J’ajoute « ce naïf » car, qu’elle soit innocente ou coupable, il passe carrément pour un neuneu qui n’a jamais vu une femme de sa vie et qui tombe éperdument amoureux d’elle sans même s’en rendre compte. Il n’a aucune conscience de la stupidité de ses actes, mais c’est tellement dramatique que ce n’en est pas risible.

Le film n’est pas mauvais mais n’est pas transcendant non plus. En plus de cela, je n’ai pas lu l’histoire originale afin de comparer et estimer si l’adaptation faite (seconde adaptation du livre en film d’ailleurs) est bonne. On retrouve avec plaisir Iain Glen dans un rôle qui lui sied parfaitement, et les autres acteurs sont assez justes également. Cela reste toutefois une histoire assez romancée, qui pourrait flirter avec l’érotisme mais qui ne l’ose pas. L’aspect thriller est bien présent, car on parle tout de même d’un prétendu meurtre, et le jeu de Rachel Weisz est parfait, ne laissant aucunement transparaître l’innocence ou la culpabilité du personnage. Je n’ai hélas pas été convaincue par la fin, même si, comme chacun qui verra le film, j’ai ma petite idée sur la conclusion à apporter …

The Autopsy of Jane Doe – The Jane Doe Identity

Enième victime des changements de titres d’anglais à anglais pour rien, The Autopsy of Jane Doe en version originale devient The Jane Doe Identity dans les salles de cinéma françaises.
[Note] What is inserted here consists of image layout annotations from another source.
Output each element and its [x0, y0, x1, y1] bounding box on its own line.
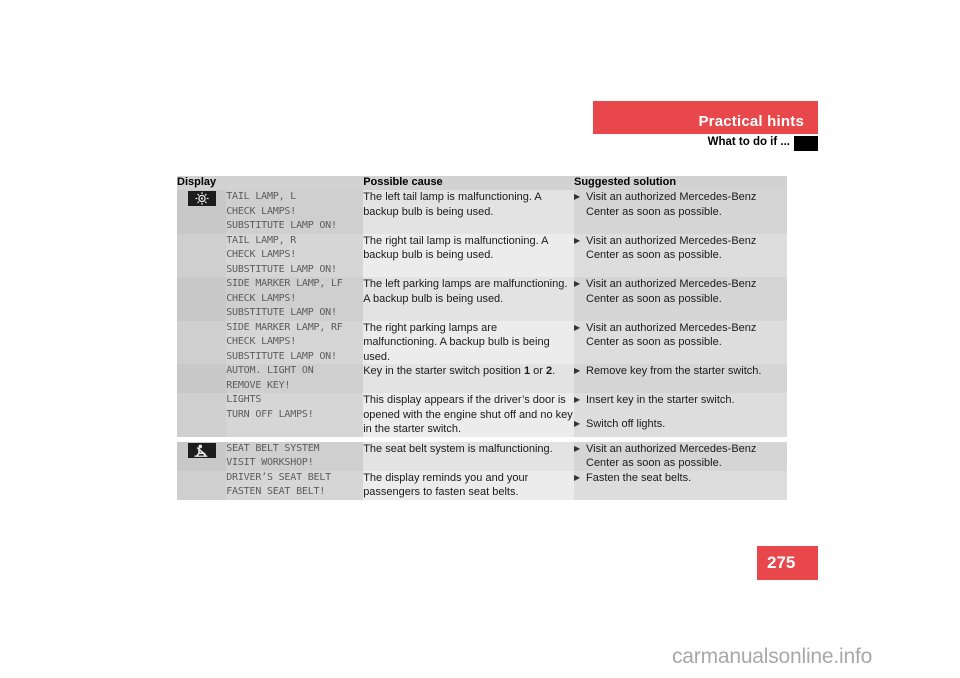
- triangle-bullet-icon: ▶: [574, 443, 581, 453]
- solution-bullet: ▶ Remove key from the starter switch.: [574, 364, 787, 379]
- triangle-bullet-icon: ▶: [574, 235, 581, 245]
- display-message-cell: SEAT BELT SYSTEM VISIT WORKSHOP!: [226, 441, 364, 471]
- suggested-solution-cell: ▶ Visit an authorized Mercedes-Benz Cente…: [574, 277, 787, 321]
- triangle-bullet-icon: ▶: [574, 395, 581, 404]
- triangle-bullet-icon: ▶: [574, 366, 581, 375]
- suggested-solution-cell: ▶ Insert key in the starter switch. ▶ Switc…: [574, 393, 787, 437]
- suggested-solution-cell: ▶ Visit an authorized Mercedes-Benz Cente…: [574, 190, 787, 234]
- possible-cause-cell: Key in the starter switch position 1 or …: [363, 364, 574, 393]
- solution-bullet: ▶ Visit an authorized Mercedes-Benz Cente…: [574, 442, 787, 471]
- solution-bullet: ▶ Visit an authorized Mercedes-Benz Cente…: [574, 190, 787, 219]
- possible-cause-cell: The right tail lamp is malfunctioning. A…: [363, 233, 574, 277]
- triangle-bullet-icon: ▶: [574, 472, 581, 482]
- page-title: Practical hints: [698, 113, 804, 130]
- triangle-bullet-icon: ▶: [574, 322, 581, 332]
- table-row: TAIL LAMP, L CHECK LAMPS! SUBSTITUTE LAM…: [177, 190, 787, 234]
- section-marker-block-icon: [794, 136, 818, 151]
- solution-bullet: ▶ Visit an authorized Mercedes-Benz Cente…: [574, 234, 787, 263]
- section-subheader: What to do if ...: [593, 136, 818, 151]
- suggested-solution-cell: ▶ Visit an authorized Mercedes-Benz Cente…: [574, 320, 787, 364]
- possible-cause-cell: The display reminds you and your passeng…: [363, 470, 574, 500]
- triangle-bullet-icon: ▶: [574, 418, 581, 428]
- possible-cause-cell: The right parking lamps are malfunctioni…: [363, 320, 574, 364]
- cause-text: .: [552, 365, 556, 377]
- solution-bullet: ▶ Insert key in the starter switch.: [574, 393, 787, 408]
- practical-hints-header-band: Practical hints: [593, 101, 818, 134]
- table-body: TAIL LAMP, L CHECK LAMPS! SUBSTITUTE LAM…: [177, 190, 787, 500]
- column-header-display-spacer: [226, 176, 364, 190]
- table-header-row: Display Possible cause Suggested solutio…: [177, 176, 787, 190]
- solution-text: Visit an authorized Mercedes-Benz Center…: [586, 442, 757, 470]
- telltale-icon-cell: [177, 441, 227, 471]
- telltale-icon-cell: [177, 320, 227, 364]
- possible-cause-cell: The left parking lamps are malfunctionin…: [363, 277, 574, 321]
- solution-bullet: ▶ Visit an authorized Mercedes-Benz Cente…: [574, 321, 787, 350]
- display-message-cell: AUTOM. LIGHT ON REMOVE KEY!: [226, 364, 364, 393]
- cause-text: or: [530, 365, 547, 377]
- solution-text: Switch off lights.: [586, 417, 666, 430]
- possible-cause-cell: The left tail lamp is malfunctioning. A …: [363, 190, 574, 234]
- cause-text: Key in the starter switch position: [363, 365, 524, 377]
- column-header-possible-cause: Possible cause: [363, 176, 574, 190]
- display-message-cell: TAIL LAMP, L CHECK LAMPS! SUBSTITUTE LAM…: [226, 190, 364, 234]
- solution-bullet: ▶ Fasten the seat belts.: [574, 471, 787, 486]
- table-row: DRIVER’S SEAT BELT FASTEN SEAT BELT! The …: [177, 470, 787, 500]
- solution-text: Fasten the seat belts.: [586, 471, 692, 484]
- possible-cause-cell: This display appears if the driver’s doo…: [363, 393, 574, 437]
- display-message-cell: LIGHTS TURN OFF LAMPS!: [226, 393, 364, 437]
- display-message-cell: SIDE MARKER LAMP, RF CHECK LAMPS! SUBSTI…: [226, 320, 364, 364]
- solution-text: Visit an authorized Mercedes-Benz Center…: [586, 278, 757, 305]
- solution-bullet: ▶ Switch off lights.: [574, 417, 787, 432]
- column-header-display: Display: [177, 176, 227, 190]
- table-row: SIDE MARKER LAMP, RF CHECK LAMPS! SUBSTI…: [177, 320, 787, 364]
- solution-text: Remove key from the starter switch.: [586, 365, 762, 377]
- telltale-icon-cell: [177, 470, 227, 500]
- possible-cause-cell: The seat belt system is malfunctioning.: [363, 441, 574, 471]
- site-watermark: carmanualsonline.info: [672, 645, 873, 668]
- page-number: 275: [767, 553, 796, 572]
- solution-text: Visit an authorized Mercedes-Benz Center…: [586, 191, 757, 218]
- bullet-spacer: [574, 410, 787, 417]
- table-row: LIGHTS TURN OFF LAMPS! This display appea…: [177, 393, 787, 437]
- lamp-indicator-icon: [187, 191, 216, 206]
- display-message-cell: TAIL LAMP, R CHECK LAMPS! SUBSTITUTE LAM…: [226, 233, 364, 277]
- column-header-suggested-solution: Suggested solution: [574, 176, 787, 190]
- telltale-icon-cell: [177, 393, 227, 437]
- page-number-badge: 275: [757, 546, 818, 580]
- suggested-solution-cell: ▶ Remove key from the starter switch.: [574, 364, 787, 393]
- display-message-cell: DRIVER’S SEAT BELT FASTEN SEAT BELT!: [226, 470, 364, 500]
- display-message-cell: SIDE MARKER LAMP, LF CHECK LAMPS! SUBSTI…: [226, 277, 364, 321]
- telltale-icon-cell: [177, 190, 227, 234]
- table-row: TAIL LAMP, R CHECK LAMPS! SUBSTITUTE LAM…: [177, 233, 787, 277]
- suggested-solution-cell: ▶ Fasten the seat belts.: [574, 470, 787, 500]
- triangle-bullet-icon: ▶: [574, 192, 581, 201]
- telltale-icon-cell: [177, 277, 227, 321]
- suggested-solution-cell: ▶ Visit an authorized Mercedes-Benz Cente…: [574, 233, 787, 277]
- table-row: AUTOM. LIGHT ON REMOVE KEY! Key in the st…: [177, 364, 787, 393]
- practical-hints-table: Display Possible cause Suggested solutio…: [177, 176, 787, 500]
- suggested-solution-cell: ▶ Visit an authorized Mercedes-Benz Cente…: [574, 441, 787, 471]
- solution-text: Visit an authorized Mercedes-Benz Center…: [586, 234, 757, 262]
- table-row: SIDE MARKER LAMP, LF CHECK LAMPS! SUBSTI…: [177, 277, 787, 321]
- solution-text: Insert key in the starter switch.: [586, 394, 735, 406]
- solution-text: Visit an authorized Mercedes-Benz Center…: [586, 321, 757, 349]
- telltale-icon-cell: [177, 233, 227, 277]
- triangle-bullet-icon: ▶: [574, 279, 581, 288]
- section-subheader-label: What to do if ...: [707, 136, 790, 148]
- table-row: SEAT BELT SYSTEM VISIT WORKSHOP! The seat…: [177, 441, 787, 471]
- telltale-icon-cell: [177, 364, 227, 393]
- solution-bullet: ▶ Visit an authorized Mercedes-Benz Cente…: [574, 277, 787, 306]
- seat-belt-icon: [187, 442, 216, 458]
L’histoire tourne autour d’une autopsie effectuée sur le cadavre d’une inconnue (une Jane Doe donc), qui ne va pas se dérouler de façon tout à fait normale. Je pensais aller voir un film d’épouvante lambda (c’est à dire pas franchement bien), mais je suis sortie de la séance avec un bon ressenti sur ce que je venais de voir. Le film va se cantonner véritablement à deux personnages principaux (je compte la copine, le chat, le shérif et la morte comme personnages secondaires), ce qui est assez rare dans un film d’horreur, où l’on a souvent tendance à accumuler à outrance le nombre de personnages présents à l’écran, afin d’en tuer un maximum au fil des scènes. Deux acteurs pour soutenir le film donc, dont Brian Cox, également à l’affiche de Churchill en ce moment, et de beaucoup d’autres films précédents.

Les éléments d’angoisse ne sont pas forcément originaux (jeux de miroirs, ombres, jumpscares habituels) mais l’ambiance générale du film est particulièrement réussie. Le thème de l’horreur n’apparaît pas dès le début et peut faire passer le long-métrage pour un thriller pendant une bonne partie de l’histoire. L’arrivée de la police, à l’inverse de la grande majorité des films, n’est pas synonyme de dénouement et l’aspect technique de l’autopsie est bien plus poussée (logiquement) que d’habitude. Je pense m’essayer au précédent film d’André Øvredal, The Troll Hunter, tourné en mode caméra à l’épaule, pour découvrir ce réalisateur que je ne connaissais pas jusqu’à aujourd’hui.